Consider how we could make Chess fit into this framework. It is an ideal candidate! Every game piece occupies a grid square. Every change to the game state is a movement of one piece from one grid square to the next grid square. The chess community has already started using a standard format for commands, too: Algebraic notation (chess) (For example, Be5 bishop moves to e5). We could start writing tests representing the whole board and a series of moves to test a chess rules engine right away!

What if we wanted to test something like Minecraft? Minecraft's blocks are all necessarily Grid-aligned but the player character is allowed to walk around freely! The zombies and item pickups are also allowed to float free from the grid. We could easily test the blocks' interactions but would have trouble testing the players or mobs in the same way. Of course we could use our method on only the blocks if we would like to ignore the edge cases! We must consider if the test harness will save us enough time to make up for the exceptions to the rule.

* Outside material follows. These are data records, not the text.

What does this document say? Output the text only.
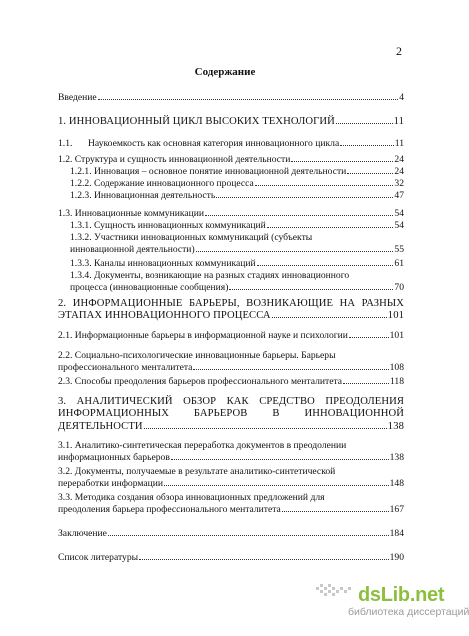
2
Содержание
Введение	4
1. ИННОВАЦИОННЫЙ ЦИКЛ ВЫСОКИХ ТЕХНОЛОГИЙ	11
1.1. Наукоемкость как основная категория инновационного цикла	11
1.2. Структура и сущность инновационной деятельности	24
1.2.1. Инновация – основное понятие инновационной деятельности	24
1.2.2. Содержание инновационного процесса	32
1.2.3. Инновационная деятельность	47
1.3. Инновационные коммуникации	54
1.3.1. Сущность инновационных коммуникаций	54
1.3.2. Участники инновационных коммуникаций (субъекты
инновационной деятельности)	55
1.3.3. Каналы инновационных коммуникаций	61
1.3.4. Документы, возникающие на разных стадиях инновационного
процесса (инновационные сообщения)	70
2. ИНФОРМАЦИОННЫЕ БАРЬЕРЫ, ВОЗНИКАЮЩИЕ НА РАЗНЫХ
ЭТАПАХ ИННОВАЦИОННОГО ПРОЦЕССА	101
2.1. Информационные барьеры в информационной науке и психологии	101
2.2. Социально-психологические инновационные барьеры. Барьеры
профессионального менталитета	108
2.3. Способы преодоления барьеров профессионального менталитета	118
3. АНАЛИТИЧЕСКИЙ ОБЗОР КАК СРЕДСТВО ПРЕОДОЛЕНИЯ
ИНФОРМАЦИОННЫХ БАРЬЕРОВ В ИННОВАЦИОННОЙ
ДЕЯТЕЛЬНОСТИ	138
3.1. Аналитико-синтетическая переработка документов в преодолении
информационных барьеров	138
3.2. Документы, получаемые в результате аналитико-синтетической
переработки информации	148
3.3. Методика создания обзора инновационных предложений для
преодоления барьера профессионального менталитета	167
Заключение	184
Список литературы	190
dsLib.net
библиотека диссертаций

For a game like Overwatch this testing approach is completely untenable. Every movement is both tiny in distance -and- potentially relevant, there's no grid, and everything is highly reliant on potentially unpredictable physics. It may be possible to build a harness that uses the command pattern to represent player moves at best.

Conclusion

In the future, I hope to build a shareable library around these concepts! I'll make another blog post at that point. Hopefully after I've battle-tested it in a few more game jams. Thanks for reading, if you have any feedback I'd love to hear it!